Becoming

THREE POEMS by PATRÍCIA LAVELLE

Art by Pinyu Hwang

Translators Note

In “Sappho’s Reflection”, we wanted to make it clear that the incomplete tag question “your loved one?” refers to the lyric I’s enquiry to his/her beloved one about his/her thoughts. Hence, we included a dash before “my precarious image”. The poet plays with words in this poem by breaking them, so as to express the lyric’s I heartbreak. In order to emphasise how difficult a feeling is, Brazilians speak slower and stress a syllable of a given word. That is why, the poet separated the word “apenas”. In English, this word translates as “just”, a one-syllable word. Thus, we broke up “the time yet to come” (“porvir”) into two lines to convey that something could still happen in future.

Três Poemas

By Patrícia Lavelle

Reflexo de Safo

Nas ruínas desse

eu

que do teu fragmento

faz

um todo

leio ainda o ciúme

que me quebra

agora

em mil pedaços

 

E em retrovisor introspectivo

vejo

o olhar amado

                        em outros olhos

seu desejo

                 em outro corpo

e a dor arcaica

sem pudor

                    es

                         tilhaça

-me a miragem

precária

sua amada?

 

contemplo em teus olhos

o casal enamorado

e já não estou presente

 

sou          a

                    penas

                                     porvir

Filomela (I)

 

A-melódica, música

que me falta

e faz

aquém e além da língua o corte:

canto que ecoa mudo

fluxo e fio.

 

Minha voz é essa falta

que trans

                 borda:

imagens costuradas

na pele fina

do pensamento

Filomela (II)

 

Com o fio da navalha

na urdidura do silêncio

 

o que tramo é quase

um grito

quase um canto

Three Poems

Translated from Portuguese by Alice B. Osti Magalhães, Jenny Marshall Rodge

Sappho’s Reflection

 

In the ruins of this

self

that from a fragment of you

makes

a whole

I still read the jealousy

that breaks me

now

into a thousand pieces

In an introspective rearview mirror

I see

the beloved look

                            in someone else’s eyes

your desire

                        in someone else’s body

and the ancient pain

without shame

                              sha

                                      tters

 

my precarious

mirage –

your loved one?

 

I watch the couple in love

in your eyes

and I am no longer there

 

I’m          just

                        the time

 

                                        to come

Philomela (I)

 

A-melodic –

that music I miss

makes

the cut above and below the tongue:

a song that echoes silently.

The flow and spin.

 

My voice is this longing

that over

                  flows:

images sewn

on the fine skin

of thought

Philomela (II)

 

With the razor’s edge

on the warp of silence

 

what I weave is almost

a scream

almost a song

  • Patrícia Lavelleis a poet and Literary Theory professor at Pontifícia Universidade Católica do Rio de Janeiro (PUC-Rio), born in Rio de Janeiro. She lived in Paris between 1999 and 2014 and received her PhD from École des Hautes Études en Sciences Sociales de Paris. Lavelle has published poetry and theoretical essays in Brazil and in France. Her main publications in poetry are: Bye bye Babel (7Letras, 2nd edition, 2021/Les presses du réel, 2023) and Sombras longas (Relicário Edições, 2023). Bye bye Babel received honourable mention in Prêmio Cidade de Belo Horizonte, a Brazilian literary contest held in 2016. Jesús Montoya translated Bye bye Babel into Spanish (Alliteratïon, edition in press). Montoya also translated some pieces of ‘Sombras Longas’ on Hostos Review, 2023. Lavelle has contributed to anthologies published in Brazil, France (French translation of Sombras Longas’ poems by Inês Oseki-Depré, Les presses du réel, 2022), and in Portugal (Contracapa, 2021).
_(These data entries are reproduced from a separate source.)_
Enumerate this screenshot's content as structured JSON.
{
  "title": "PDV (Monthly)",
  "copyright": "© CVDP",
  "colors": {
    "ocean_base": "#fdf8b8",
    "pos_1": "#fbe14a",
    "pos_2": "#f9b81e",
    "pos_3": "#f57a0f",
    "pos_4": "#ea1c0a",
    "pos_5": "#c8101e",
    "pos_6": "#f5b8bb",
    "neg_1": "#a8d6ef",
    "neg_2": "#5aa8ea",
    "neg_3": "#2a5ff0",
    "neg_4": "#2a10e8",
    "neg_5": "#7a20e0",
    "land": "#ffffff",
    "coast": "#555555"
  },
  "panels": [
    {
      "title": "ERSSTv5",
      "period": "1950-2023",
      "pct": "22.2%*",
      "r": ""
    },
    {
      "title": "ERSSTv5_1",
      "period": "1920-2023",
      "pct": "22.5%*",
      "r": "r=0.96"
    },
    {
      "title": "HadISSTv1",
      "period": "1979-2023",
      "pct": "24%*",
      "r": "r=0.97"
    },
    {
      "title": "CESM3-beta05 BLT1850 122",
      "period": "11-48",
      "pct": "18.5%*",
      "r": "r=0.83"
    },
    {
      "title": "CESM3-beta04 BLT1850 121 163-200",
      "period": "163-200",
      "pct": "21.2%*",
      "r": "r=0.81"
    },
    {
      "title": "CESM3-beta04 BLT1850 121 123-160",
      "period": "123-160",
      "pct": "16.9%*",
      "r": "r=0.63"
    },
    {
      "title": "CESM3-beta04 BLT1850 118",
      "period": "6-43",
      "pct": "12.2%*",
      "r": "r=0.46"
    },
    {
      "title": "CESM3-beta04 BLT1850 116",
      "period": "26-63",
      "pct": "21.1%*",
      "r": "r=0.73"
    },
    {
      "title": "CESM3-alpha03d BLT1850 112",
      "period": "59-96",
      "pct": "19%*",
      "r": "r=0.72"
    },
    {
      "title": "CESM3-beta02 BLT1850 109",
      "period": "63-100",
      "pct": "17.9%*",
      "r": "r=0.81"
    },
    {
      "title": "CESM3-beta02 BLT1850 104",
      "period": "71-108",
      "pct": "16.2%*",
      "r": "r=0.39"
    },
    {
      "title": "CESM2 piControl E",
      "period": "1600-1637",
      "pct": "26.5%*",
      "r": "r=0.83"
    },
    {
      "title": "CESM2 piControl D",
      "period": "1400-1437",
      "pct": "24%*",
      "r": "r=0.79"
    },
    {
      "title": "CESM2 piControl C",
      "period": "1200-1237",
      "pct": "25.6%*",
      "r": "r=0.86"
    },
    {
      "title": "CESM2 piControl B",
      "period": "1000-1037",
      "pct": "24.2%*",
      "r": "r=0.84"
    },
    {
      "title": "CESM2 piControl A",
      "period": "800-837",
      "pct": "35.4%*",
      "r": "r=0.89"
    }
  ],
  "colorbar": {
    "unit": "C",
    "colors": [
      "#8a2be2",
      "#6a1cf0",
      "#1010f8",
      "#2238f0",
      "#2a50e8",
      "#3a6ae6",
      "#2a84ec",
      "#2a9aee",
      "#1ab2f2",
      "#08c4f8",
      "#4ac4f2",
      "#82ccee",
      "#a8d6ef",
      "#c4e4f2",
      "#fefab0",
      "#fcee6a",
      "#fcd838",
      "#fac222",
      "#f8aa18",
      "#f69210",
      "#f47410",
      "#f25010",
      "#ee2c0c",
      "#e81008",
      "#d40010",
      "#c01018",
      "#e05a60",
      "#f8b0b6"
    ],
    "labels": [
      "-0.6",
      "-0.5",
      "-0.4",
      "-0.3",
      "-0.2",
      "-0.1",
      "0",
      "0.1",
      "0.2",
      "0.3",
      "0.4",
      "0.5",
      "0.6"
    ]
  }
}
  • Alice B. Osti Magalhães is a Brazilian poet and translator of English and Portuguese. She lived in Ireland between 2011 and 2013 and received a Master of Philosophy (MPhil) from Trinity College Dublin (2013), where she developed a literary translation portfolio and an annotated translation. She has recently undertaken research regarding a retranslation of “The Night-wind” by Emily Brontë.

    Jenny Marshall Rodger is British and has lived in Brazil for 43 years. She has been a translator over the last 30 years. Rodger holds an MA in Translation from the University of Westminster (1994). She is a sworn translator and also works as an interpreter in Brazil and the United Kingdom.